“Thinking Out Loud” Online
I don’t normally “think out loud” on Facebook or other social media. That’s a dangerous practice since misreading the few dozen words that might make up a post is far, far too easy. People make assumptions about your intent, motives, desires, etc. And they might judge you. Or lecture. Or misread everything you intended. Every once-in-a-while you might actually find someone who seems to understand exactly what you wanted to share, and there’s that little frisson at the hope someone gets you. Or at the very least gives you the benefit of the doubt.
But then the next post is from another who takes a jackhammer to your words in a way that causes you to doubt your very own intent.
Despite all that two nights ago I decided to make a post on a closed Facebook group to think out loud about something that had just happened to me, mainly because I’m a verbal processor who’s currently traveling alone for at least two months with no one to verbally process with. This particular Facebook group is intended as a safe place for a grab bag of anything related to art, culture, faith and community (which means pretty much everything), and it normally is a place where anyone can think out loud. Ask any question. Share their heart. The topic I wanted to dive into was an issue related to “faith,” so I knew they’d understand. I knew I would be “safe.”
Because what I wanted to share had never happened to me before. I won’t go too deeply into the details, but I have reason to believe an Airbnb host denied my stay at her listing because my profile shows a heavy dose of faith-related things, such as my seminary degree and a few previous jobs at churches and other Christian non-profits. I’m not going to list all the reasons I believe my hunch to be true, but there are several. And just the possibility of being denied a place to stay because of my belief system is a new experience for me.
I realize how naive that could sound to those who are judged every day based on the color of their skin, gender, sexuality or religion if they don’t line up with the cultural norms where they live. But I had an “I get it!” sort of moment and wanted to share. I also wanted to talk to others who might have had a similar experience.

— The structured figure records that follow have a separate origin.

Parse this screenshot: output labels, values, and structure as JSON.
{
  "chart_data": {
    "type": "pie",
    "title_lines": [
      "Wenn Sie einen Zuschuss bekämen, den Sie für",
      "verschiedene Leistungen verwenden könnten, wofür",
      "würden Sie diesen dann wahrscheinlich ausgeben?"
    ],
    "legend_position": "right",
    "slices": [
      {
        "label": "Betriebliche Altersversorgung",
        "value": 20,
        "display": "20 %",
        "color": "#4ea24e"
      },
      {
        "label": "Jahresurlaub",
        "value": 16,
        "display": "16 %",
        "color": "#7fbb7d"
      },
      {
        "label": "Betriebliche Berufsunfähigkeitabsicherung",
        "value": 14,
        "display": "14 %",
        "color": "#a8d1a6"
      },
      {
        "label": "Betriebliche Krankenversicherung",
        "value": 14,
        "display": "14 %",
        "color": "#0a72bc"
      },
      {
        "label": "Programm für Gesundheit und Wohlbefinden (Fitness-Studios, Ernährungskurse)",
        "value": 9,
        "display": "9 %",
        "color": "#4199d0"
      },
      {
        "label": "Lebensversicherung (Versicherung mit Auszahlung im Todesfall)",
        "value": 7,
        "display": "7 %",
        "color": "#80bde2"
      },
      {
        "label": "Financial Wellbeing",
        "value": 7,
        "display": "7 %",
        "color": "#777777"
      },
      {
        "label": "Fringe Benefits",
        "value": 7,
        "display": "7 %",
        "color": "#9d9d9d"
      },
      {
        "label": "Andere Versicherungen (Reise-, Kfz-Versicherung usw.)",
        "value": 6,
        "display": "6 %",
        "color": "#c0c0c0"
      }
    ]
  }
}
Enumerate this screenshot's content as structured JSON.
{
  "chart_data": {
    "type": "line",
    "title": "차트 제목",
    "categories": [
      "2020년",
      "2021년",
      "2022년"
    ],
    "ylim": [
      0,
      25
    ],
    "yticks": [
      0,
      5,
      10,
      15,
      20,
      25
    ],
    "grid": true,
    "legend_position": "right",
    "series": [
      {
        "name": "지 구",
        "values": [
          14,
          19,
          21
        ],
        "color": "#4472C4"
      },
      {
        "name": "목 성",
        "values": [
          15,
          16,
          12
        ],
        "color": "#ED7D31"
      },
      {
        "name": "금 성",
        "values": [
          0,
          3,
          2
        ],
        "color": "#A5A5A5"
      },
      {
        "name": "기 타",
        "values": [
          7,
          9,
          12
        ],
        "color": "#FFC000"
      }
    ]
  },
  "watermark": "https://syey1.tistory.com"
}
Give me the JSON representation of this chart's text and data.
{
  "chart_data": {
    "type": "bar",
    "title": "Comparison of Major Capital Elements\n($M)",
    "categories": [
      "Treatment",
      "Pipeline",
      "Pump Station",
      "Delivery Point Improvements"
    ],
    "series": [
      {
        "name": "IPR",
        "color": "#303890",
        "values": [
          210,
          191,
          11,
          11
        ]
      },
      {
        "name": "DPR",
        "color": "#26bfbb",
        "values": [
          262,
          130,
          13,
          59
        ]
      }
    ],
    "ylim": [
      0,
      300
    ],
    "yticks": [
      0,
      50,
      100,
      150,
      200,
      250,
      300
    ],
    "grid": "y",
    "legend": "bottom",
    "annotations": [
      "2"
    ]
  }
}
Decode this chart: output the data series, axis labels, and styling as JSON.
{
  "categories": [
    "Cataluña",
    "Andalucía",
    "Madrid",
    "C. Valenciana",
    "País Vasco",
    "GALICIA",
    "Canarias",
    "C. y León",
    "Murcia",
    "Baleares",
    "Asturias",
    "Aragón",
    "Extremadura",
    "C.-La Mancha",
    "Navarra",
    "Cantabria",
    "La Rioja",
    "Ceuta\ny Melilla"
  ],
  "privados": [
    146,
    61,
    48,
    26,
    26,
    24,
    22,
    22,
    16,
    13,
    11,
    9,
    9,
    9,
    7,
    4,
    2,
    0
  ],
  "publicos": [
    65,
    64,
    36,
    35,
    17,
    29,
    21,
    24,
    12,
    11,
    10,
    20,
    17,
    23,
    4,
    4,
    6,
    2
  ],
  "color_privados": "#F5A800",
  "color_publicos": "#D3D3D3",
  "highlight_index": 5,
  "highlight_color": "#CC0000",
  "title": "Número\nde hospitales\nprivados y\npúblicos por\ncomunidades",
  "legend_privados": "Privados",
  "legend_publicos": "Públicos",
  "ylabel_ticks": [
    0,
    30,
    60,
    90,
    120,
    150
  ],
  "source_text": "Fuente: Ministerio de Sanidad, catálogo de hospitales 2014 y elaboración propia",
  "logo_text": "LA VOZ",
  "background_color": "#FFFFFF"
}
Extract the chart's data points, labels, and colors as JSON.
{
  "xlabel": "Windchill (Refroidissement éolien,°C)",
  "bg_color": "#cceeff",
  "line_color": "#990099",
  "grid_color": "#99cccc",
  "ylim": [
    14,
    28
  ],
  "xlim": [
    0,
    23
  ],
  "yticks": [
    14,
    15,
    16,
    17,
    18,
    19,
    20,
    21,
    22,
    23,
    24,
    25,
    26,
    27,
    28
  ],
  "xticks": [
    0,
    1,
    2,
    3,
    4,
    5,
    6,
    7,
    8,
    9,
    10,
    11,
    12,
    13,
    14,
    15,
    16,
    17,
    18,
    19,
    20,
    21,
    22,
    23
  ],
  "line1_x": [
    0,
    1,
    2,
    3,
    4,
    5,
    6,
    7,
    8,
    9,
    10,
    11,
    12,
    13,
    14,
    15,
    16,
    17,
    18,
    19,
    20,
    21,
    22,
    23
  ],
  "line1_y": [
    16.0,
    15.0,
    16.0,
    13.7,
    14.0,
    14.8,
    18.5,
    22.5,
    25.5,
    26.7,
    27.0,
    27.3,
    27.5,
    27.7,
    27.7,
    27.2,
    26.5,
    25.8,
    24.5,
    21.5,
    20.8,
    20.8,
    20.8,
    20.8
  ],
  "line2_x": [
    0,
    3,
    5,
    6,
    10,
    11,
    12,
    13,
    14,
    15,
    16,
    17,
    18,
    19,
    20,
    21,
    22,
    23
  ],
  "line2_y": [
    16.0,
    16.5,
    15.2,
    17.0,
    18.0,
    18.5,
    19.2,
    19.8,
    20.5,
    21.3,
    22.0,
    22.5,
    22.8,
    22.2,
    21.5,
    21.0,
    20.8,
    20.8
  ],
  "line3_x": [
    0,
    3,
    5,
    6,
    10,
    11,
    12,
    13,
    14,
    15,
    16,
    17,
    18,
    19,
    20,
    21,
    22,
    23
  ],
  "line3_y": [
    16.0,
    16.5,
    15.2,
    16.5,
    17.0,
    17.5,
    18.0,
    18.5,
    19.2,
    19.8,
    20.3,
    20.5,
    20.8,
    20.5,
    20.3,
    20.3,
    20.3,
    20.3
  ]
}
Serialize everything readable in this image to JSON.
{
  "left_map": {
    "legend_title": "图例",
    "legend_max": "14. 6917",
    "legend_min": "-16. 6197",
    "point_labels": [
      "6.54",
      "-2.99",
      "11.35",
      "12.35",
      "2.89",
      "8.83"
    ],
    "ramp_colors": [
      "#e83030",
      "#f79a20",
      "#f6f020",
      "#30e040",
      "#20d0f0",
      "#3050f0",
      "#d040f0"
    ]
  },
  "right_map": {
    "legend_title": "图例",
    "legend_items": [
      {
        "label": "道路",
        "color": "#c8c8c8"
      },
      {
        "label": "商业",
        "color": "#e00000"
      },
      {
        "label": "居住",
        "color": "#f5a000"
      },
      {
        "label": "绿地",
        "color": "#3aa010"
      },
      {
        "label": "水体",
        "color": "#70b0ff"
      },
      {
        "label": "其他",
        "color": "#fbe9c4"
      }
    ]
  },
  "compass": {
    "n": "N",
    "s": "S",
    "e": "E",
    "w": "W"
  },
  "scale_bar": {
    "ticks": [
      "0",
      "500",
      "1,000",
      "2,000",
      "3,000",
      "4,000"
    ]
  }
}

So I made the post. And for the most part the folks who responded were interested and respectful. They gave me the benefit of the doubt on my perspective or motive in raising the topic. A few did decide to answer questions I didn’t ask and were preachy. And then one person got … well … a little nasty. She decided I was unfairly biased since I didn’t give proof of prejudice beyond a shadow of a doubt and that I should never have made the post without proving my case first. For her I couldn’t “think out loud” or ask the group to trust my experience without proving it.
I can see red pretty quickly in instances like that (another reason I rarely make posts in discussion groups) and decided not to go head-to-head with her. But my silence seemed to make her more angry. And wordy. To the Facebook group’s credit, an Admin ended up removing most of her comments and muting her for a while since her words and attitude didn’t promote the grace, kindness and safe conversation encouraged in this particular group.
Was I surprised to see comments like hers online? No. Of course not! Vitriol and hate run rampant in discussion threads across the internet spectrum, and impersonal text on a screen apparently gives people license to say things they never would in person. And this person wasn’t really hateful, just aggressive, argumentative, and demanding to see something that I believe took away from the focus of my original post.
But the brief episode made me sad. Despite the fact that I raised the issue, I had no desire to prove the horribleness of the Airbnb host who might have denied my stay based on my faith. And I didn’t want anyone to think I believed this possibility of prejudice even remotely compared to what others experience every day. I just wanted to air it out. Acknowledge the ugliness of any kind of discrimination. Maybe discuss how to confront it. Maybe even learn to love the ones who hate us and, most certainly, to love those who suffer far more than we do.
The internet and social media aren’t “safe.” The reality is people will always misunderstand and possibly judge us for what we say, don’t say, how we say or don’t say something, etc., whether we’re communicating through the internet or face-to-face. But does that mean we should be afraid to communicate at all?
No. But we might need to grow thicker skin and know what battles … I mean conversations … to enter into and which ones to leave alone.
Not all bad
I admit that I let this person affect my day far out of proportion to what I should have, mainly because I got angry and believed she was unjust. And part of me really wanted to stoop to her level and type of language. Ultimately, however, I was encouraged and even challenged by some of what people shared with me on the discussion thread. Most of the language was laced with grace and a longing for a better world. Some of them wanted to understand and grieve the wounds that might have caused the host to deny allowing a Christian to stay at her home. And another wanted to be very, very careful not to engender an “us vs. them” mentality.
That in particular was absolutely not what I intended, and I’m so glad the gentleman verbalized what he did. Because it reminded me how dangerous words are. Especially careless ones.
Now if only everyone on the internet would feel the same.